Dario Musso da ieri sarebbe a casa e ora occorrerà chiedere conto di quanto è accaduto nei giorni scorsi.
Il 2 maggio scorso il ragazzo di Ravanusa era sceso in strada e dall’interno della sua auto, con un megafono, aveva iniziato a rivolgersi alla popolazione affermando l’inesistenza della pandemia e manifestando dissenso per le misure restrittive. Fermato e circondato dalle forze dell’ordine veniva fatto scendere, veniva bloccato, ammanettato e sedato, per essere poi trasportato all’ospedale psichiatrico di Canicattì, sulla base dell’ordinanza del sindaco con cui veniva disposto il TSO.
Le terribili scene venivano documentate sia dallo stesso Musso, che in un video caricato su youtube dava conto, con dovizie di particolari, del momento in cui i carabinieri lo fermavano, sia da alcuni residenti, che avevano ripreso proprio il momento in cui al giovane costretto e ammanettato veniva iniettato il sedativo .
Le immagini sono un pugno nello stomaco, difficili da commentare senza trasporto e quello che più lascia sgomenti è la violenza con cui il giovane viene “contenuto” dai carabinieri e dal personale sanitario.
Dal video girato pochi istanti prima dell’esecuzione del TSO, il ragazzo appare compos sui, sembra padrone di se stesso e nel pieno delle sue facoltà mentali, ciò che lascia non poche perplessità sulla legittimità dell’ordinanza del Sindaco.
La Legge impone che per disporre un TSO ci debba essere parere motivato di un medico che attesti uno stato di alterazione, che il trattamento obbligatorio avvenga nel rispetto della dignità dell’interessato e dei suoi diritti civili e politici, infine occorre tentare di concordare con l’infermo misure alternative e garantirgli di comunicare con chi ritenga opportuno.
Da quanto è emerso in questi giorni, a Ravanusa non pare sia andata così.
Il fratello di Musso è avvocato, penalista, ed ha denunciato il fatto gravissimo di non aver potuto comunicare con lui se non quattro giorni dopo. La telefonata, registrata, dà la misura dello stato di prostrazione del giovane, che appariva molto provato e evidentemente alterato: “Mi hanno chiuso nelle braccia e nelle mani”, così descrive confusamente la sua degenza. Le parole del fratello nei giorni successivi sono durissime, descrivono una situazione agghiacciante, un’ordinanza motivata solo sulla base di un non meglio precisato “scompenso psichico” e nessuna valutazione dell’infermo da parte di chi ha disposto il trattamento. Racconta di un uomo legato mani e piedi, cateterizzato e senza possibilità di comunicare con l’esterno.
Il fratello lo descrive come un uomo forse sopra le righe, ma dalle sorprendenti capacità morali e dalle straordinarie risorse intellettuali, pienamente capace di intendere e di volere e chiede giustizia, così come un avvocato sa e deve fare.
Ma in uno Stato libero si può assistere silenziosi a questi abusi?
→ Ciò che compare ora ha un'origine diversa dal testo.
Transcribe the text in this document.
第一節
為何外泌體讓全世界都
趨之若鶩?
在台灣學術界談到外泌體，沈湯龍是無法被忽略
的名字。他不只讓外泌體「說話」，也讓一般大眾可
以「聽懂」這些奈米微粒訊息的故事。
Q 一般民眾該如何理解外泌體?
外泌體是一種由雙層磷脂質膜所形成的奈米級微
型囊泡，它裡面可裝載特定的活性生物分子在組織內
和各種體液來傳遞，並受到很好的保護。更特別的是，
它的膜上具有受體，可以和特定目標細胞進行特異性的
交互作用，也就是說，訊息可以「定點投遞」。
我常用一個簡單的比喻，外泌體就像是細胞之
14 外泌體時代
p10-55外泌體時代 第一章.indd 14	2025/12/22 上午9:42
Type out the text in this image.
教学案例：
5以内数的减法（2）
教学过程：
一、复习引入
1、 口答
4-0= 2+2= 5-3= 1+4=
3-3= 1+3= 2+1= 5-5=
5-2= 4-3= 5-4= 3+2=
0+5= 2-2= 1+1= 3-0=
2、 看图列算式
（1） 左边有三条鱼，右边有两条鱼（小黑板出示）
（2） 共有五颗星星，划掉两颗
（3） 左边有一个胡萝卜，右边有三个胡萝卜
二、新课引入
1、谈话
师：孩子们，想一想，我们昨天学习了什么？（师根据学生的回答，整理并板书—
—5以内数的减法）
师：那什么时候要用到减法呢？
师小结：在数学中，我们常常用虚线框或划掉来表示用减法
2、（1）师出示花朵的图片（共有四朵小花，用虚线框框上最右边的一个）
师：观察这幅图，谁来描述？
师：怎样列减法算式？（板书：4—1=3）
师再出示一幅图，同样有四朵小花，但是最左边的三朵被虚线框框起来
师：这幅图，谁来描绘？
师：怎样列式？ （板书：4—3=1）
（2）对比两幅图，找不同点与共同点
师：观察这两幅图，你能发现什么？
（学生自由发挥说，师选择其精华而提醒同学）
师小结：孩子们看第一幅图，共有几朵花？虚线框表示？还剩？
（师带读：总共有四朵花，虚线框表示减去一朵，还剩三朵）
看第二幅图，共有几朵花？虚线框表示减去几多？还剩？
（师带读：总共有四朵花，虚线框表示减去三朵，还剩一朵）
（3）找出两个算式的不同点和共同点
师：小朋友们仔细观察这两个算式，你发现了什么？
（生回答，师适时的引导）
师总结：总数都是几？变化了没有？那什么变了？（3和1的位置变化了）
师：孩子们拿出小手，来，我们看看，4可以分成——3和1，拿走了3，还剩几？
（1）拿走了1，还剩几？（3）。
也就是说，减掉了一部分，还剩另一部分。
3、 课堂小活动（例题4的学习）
Dario manifestava liberamente il suo pensiero, ed è stato braccato. Dario dava sfogo all’esasperazione gridando il suo dissenso ed è stato addormentato e tradotto in un reparto di psichiatria. Cosa è successo a Ravanusa? Il TSO è stato usato come strumento di controllo sociale? E’ stato posto in essere un atto di forza per seminare terrore? C’è stata superficialità o delirio di onnipotenza? Sono stati evidentemente violati tutti i diritti fondamentali della persona, peraltro in un momento delicato, in cui la tensione sociale e individuale è ai massimi storici e le domande rispetto alla legittimità della sospensione dei diritti costituzionali da parte del governo sono quotidiane.
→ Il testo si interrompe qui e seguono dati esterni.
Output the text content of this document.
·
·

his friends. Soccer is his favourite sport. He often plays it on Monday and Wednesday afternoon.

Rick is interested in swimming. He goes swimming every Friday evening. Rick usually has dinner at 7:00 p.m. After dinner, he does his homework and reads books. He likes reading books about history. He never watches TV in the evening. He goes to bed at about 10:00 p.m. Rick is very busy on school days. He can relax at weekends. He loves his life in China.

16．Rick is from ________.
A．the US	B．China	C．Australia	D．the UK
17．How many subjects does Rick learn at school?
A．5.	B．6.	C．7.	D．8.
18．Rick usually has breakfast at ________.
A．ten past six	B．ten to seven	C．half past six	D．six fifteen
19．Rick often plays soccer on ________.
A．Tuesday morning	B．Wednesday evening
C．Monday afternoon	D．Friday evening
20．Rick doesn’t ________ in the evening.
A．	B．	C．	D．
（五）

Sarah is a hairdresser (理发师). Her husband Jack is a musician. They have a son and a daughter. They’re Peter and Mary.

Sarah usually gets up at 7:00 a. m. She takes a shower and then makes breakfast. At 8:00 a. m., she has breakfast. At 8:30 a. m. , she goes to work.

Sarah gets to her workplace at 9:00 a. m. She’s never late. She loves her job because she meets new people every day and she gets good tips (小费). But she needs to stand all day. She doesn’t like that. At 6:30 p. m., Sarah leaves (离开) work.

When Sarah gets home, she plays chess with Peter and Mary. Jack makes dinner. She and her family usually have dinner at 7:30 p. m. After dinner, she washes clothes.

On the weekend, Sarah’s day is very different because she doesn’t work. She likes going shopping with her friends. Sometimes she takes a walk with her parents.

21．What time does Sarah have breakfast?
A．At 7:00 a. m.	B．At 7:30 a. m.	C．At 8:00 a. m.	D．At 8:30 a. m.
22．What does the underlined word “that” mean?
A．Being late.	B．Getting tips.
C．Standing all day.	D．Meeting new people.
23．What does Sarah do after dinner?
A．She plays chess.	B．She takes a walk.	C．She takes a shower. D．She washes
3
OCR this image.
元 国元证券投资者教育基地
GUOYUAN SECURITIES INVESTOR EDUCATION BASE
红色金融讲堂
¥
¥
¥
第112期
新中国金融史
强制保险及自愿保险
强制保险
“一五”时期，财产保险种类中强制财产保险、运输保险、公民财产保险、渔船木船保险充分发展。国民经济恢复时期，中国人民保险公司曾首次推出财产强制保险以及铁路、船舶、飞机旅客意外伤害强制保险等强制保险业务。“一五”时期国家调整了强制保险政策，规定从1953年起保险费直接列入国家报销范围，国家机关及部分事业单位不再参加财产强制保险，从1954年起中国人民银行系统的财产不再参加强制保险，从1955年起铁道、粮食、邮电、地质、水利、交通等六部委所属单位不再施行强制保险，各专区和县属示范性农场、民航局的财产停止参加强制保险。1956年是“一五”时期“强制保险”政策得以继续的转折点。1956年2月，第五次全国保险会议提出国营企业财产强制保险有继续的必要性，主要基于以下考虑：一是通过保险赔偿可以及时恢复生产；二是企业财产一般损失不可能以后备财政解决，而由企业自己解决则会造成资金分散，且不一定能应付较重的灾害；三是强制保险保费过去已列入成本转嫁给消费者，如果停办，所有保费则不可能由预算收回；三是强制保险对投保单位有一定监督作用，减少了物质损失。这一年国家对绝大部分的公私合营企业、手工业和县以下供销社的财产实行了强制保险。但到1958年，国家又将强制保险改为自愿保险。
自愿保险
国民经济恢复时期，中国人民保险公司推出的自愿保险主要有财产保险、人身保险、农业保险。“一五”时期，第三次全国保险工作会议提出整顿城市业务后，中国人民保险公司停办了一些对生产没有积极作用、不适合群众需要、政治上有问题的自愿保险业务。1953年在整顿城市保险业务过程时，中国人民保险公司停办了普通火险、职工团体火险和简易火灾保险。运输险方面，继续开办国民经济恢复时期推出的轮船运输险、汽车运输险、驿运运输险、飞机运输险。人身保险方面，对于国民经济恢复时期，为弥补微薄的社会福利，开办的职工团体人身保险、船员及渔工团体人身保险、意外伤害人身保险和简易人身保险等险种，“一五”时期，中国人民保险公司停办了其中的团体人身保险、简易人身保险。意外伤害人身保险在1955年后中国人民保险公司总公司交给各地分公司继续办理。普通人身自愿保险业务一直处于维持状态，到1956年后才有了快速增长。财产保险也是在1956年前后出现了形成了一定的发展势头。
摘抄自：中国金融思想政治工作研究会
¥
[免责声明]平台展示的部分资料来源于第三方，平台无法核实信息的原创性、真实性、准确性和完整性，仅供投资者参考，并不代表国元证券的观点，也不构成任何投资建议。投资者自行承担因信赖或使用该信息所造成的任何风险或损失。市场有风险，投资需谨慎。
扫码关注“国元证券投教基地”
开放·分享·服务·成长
E dunque che un Sindaco e tutti coloro che sono intervenuti in questa faccenda si siano sentiti in diritto di calpestare così palesemente la libertà personale di un libero cittadino preoccupa, perché è il segno che dai territori forse si inizia a percepire l’esercizio del potere in modo distorto. E in questo si intravede la responsabilità di chi dà esempi negativi e in prima serata afferma con disinvoltura che i diritti sono dal Governo “concessi”, e il loro esercizio “consentito” per decreto.
La lente attraverso la quale guardiamo il mondo si è deformata in questo tempo folle, un tempo in cui la paura paralizza spesso anche i più tenaci e funziona in maniera assai efficace come mezzo per scoraggiare eventuali reazioni. Dunque insistere sulla paura del popolo è ancora più odioso, offensivo e lede non solo l’individuo, ma tutta la collettività, già deprivata a sufficienza della propria dignità. Del merito di questa scioccante faccenda si occuperanno i tribunali, a noi resta invece il dovere di chiederci se vogliamo dare un segnale di risveglio delle coscienze e se vogliamo tornare ad essere uomini liberi, liberi anche di sbagliare.